In a recent study posted to the medRxiv* preprint server, researchers systematically evaluated the capabilities and limitations of large language models (LLMs), specifically ChatGPT, for zero-shot medical evidence summarization.
Study: Evaluating Large Language Models on Medical Evidence Summarization. Image Credit: Piscine26/Shutterstock.com
*Important notice: medRxiv publishes preliminary scientific reports that are not peer-reviewed and, therefore, should not be regarded as conclusive, guide clinical practice/health-related behavior, or treated as established information.
Background
Text summarization research has relied on fine-tuned pre-trained models as the primary approach. However, these models often need large training datasets, which may not be accessible in certain domains, like medical literature.
Large language models (LLMs) have caused a shift in natural language processing (NLP) research due to their recent success in zero- and few-shot prompting.
Prompt-based models offer promise for medical evidence summarization by allowing the model to summarize without updating parameters simply by following human instructions. Yet, no research has been conducted on summarizing and evaluating medical evidence.
About the study
In the present study, researchers evaluated the effectiveness of LLMs, such as ChatGPT and GPT-3.5, in summarizing medical evidence across six clinical domains. The capabilities and limitations of these models are systematically examined.
The study utilized Cochrane Reviews from the Cochrane Library and concentrated on six clinical areas: Alzheimer's disease, esophageal cancer, kidney disease, skin disorders, neurological conditions, and heart failure. The team collected the ten most recent reviews published for these six domains.
Domain experts verified reviews to ensure they fulfilled important research objectives. The study focused on single-document summarization, specifically on the abstracts obtained from Cochrane Reviews.
The zero-shot performance concerning medical evidence summarization was evaluated using two models, GPT-3.5 and ChatGPT. Two experimental setups were designed to assess the models' capabilities.

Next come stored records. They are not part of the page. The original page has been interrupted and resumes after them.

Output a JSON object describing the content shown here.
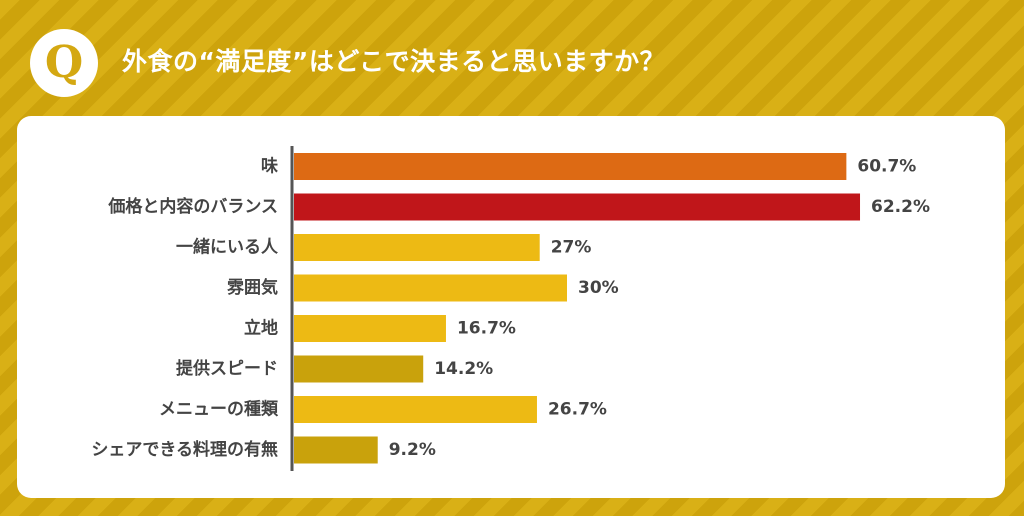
{
  "header": {
    "badge": "Q",
    "title": "外食の“満足度”はどこで決まると思いますか？"
  },
  "colors": {
    "orange": "#dd6a14",
    "red": "#c0161a",
    "yellow": "#edba14",
    "olive": "#c9a20c",
    "axis": "#555555"
  },
  "chart_data": {
    "type": "bar",
    "orientation": "horizontal",
    "title": "外食の“満足度”はどこで決まると思いますか？",
    "unit": "%",
    "xlim": [
      0,
      70
    ],
    "grid": false,
    "legend": "none",
    "categories": [
      "味",
      "価格と内容のバランス",
      "一緒にいる人",
      "雰囲気",
      "立地",
      "提供スピード",
      "メニューの種類",
      "シェアできる料理の有無"
    ],
    "values": [
      60.7,
      62.2,
      27,
      30,
      16.7,
      14.2,
      26.7,
      9.2
    ],
    "labels": [
      "60.7%",
      "62.2%",
      "27%",
      "30%",
      "16.7%",
      "14.2%",
      "26.7%",
      "9.2%"
    ],
    "bar_colors": [
      "#dd6a14",
      "#c0161a",
      "#edba14",
      "#edba14",
      "#edba14",
      "#c9a20c",
      "#edba14",
      "#c9a20c"
    ]
  }
}
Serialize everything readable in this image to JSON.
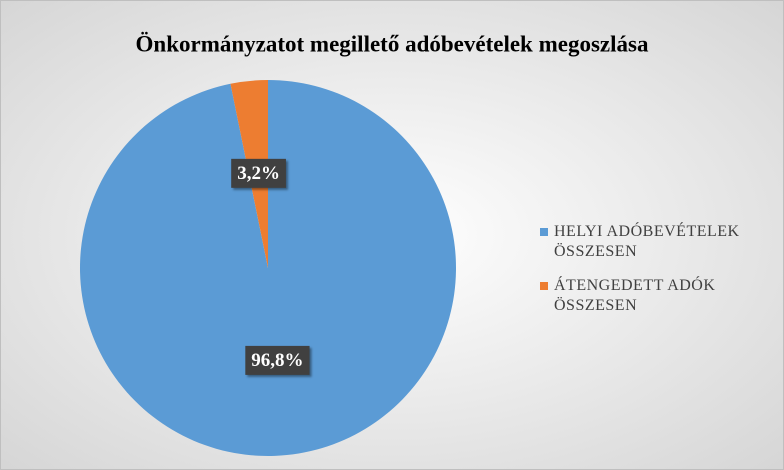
{
  "chart_data": {
    "type": "pie",
    "title": "Önkormányzatot megillető adóbevételek megoszlása",
    "categories": [
      "HELYI ADÓBEVÉTELEK ÖSSZESEN",
      "ÁTENGEDETT ADÓK ÖSSZESEN"
    ],
    "values": [
      96.8,
      3.2
    ],
    "value_labels": [
      "96,8%",
      "3,2%"
    ],
    "colors": [
      "#5b9bd5",
      "#ed7d31"
    ],
    "legend": "right"
  }
}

The models were provided with the complete abstract, except for the Author's Conclusions (ChatGPTAbstract) in the initial setup. Two models, ChatGPT-MainResult and GPT3.5-MainResult, were given the Objectives as well as main results sections of the abstract as input in the second setup.
The main results document was selected as it contains significant benefit and harm findings. It also summarized how the risk of bias affects conduct, trial design, and reporting.
The quality of the generated summaries was assessed using several automatic metrics, such as ROUGE-L, METEOR, and BLEU, compared to a reference summary. The values of the generated summaries were rated on a scale of 0.0 to 1.0, where a score of 1.0 suggested that the generated summaries matched the reference summary.
The model-generated summaries underwent a thorough human evaluation that surpassed the limitations of automatic metrics. The evaluation identified four dimensions for defining summary quality: coherence, factual consistency, comprehensiveness, and harmfulness.
A 5-point Likert scale was used to evaluate each dimension. Participants were asked to explain in a text box corresponding to each dimension if the summary obtained a low score. Participants were asked to rate the quality of the summaries and share their most and least preferred ones, along with reasons for their decisions.
Results
Similar performance was observed among all models regarding the ROUGE-L, METEOR, and BLEU metrics. LLMs-generated summaries were less novel regarding n-grams and tended to be more extractive than those written by humans.
ChatGPT-MainResult displayed greater abstraction than GPT3.5-MainResult and ChatGPT-Abstract; however, it still fell short of human reference. Around 50% of the reviews were written in 2022 and 2023, which falls outside the timeframe of GPT3.5 and ChatGPT's capabilities. No significant variations were noted in quality metrics estimated before and after 2022.
The ChatGPT-MainResult LLM configuration was the most preferred, producing the highest number of preferred summaries, surpassing the other two configurations by a significant margin.
ChatGPTMainResult was the preferred option due to its ability to generate a thorough summary encompassing important details. The team noted that a lack of important data, fabricated errors, and errors in interpretation were the main reasons certain summaries were deemed the least preferred option.
The study also showed that ChatGPT-MainResult was the most preferred option due to its minimal factual inconsistency errors and lack of harmful or misleading statements.
Conclusion
The study findings revealed that the three model settings of ChatGPT-Abstract, ChatGPT-MainResult, and GPT3.5- MainResult produced comparable results when evaluated using automatic metrics. However, these metrics did not estimate factual inconsistency, potential for medical harm, or human preference for LLM-generated summaries.
The researchers believe that human evaluation is crucial for assessing the accuracy and quality of medical evidence summaries produced by LLMs. However, there is a need for more efficient automatic evaluation methods in this area.
*Important notice: medRxiv publishes preliminary scientific reports that are not peer-reviewed and, therefore, should not be regarded as conclusive, guide clinical practice/health-related behavior, or treated as established information.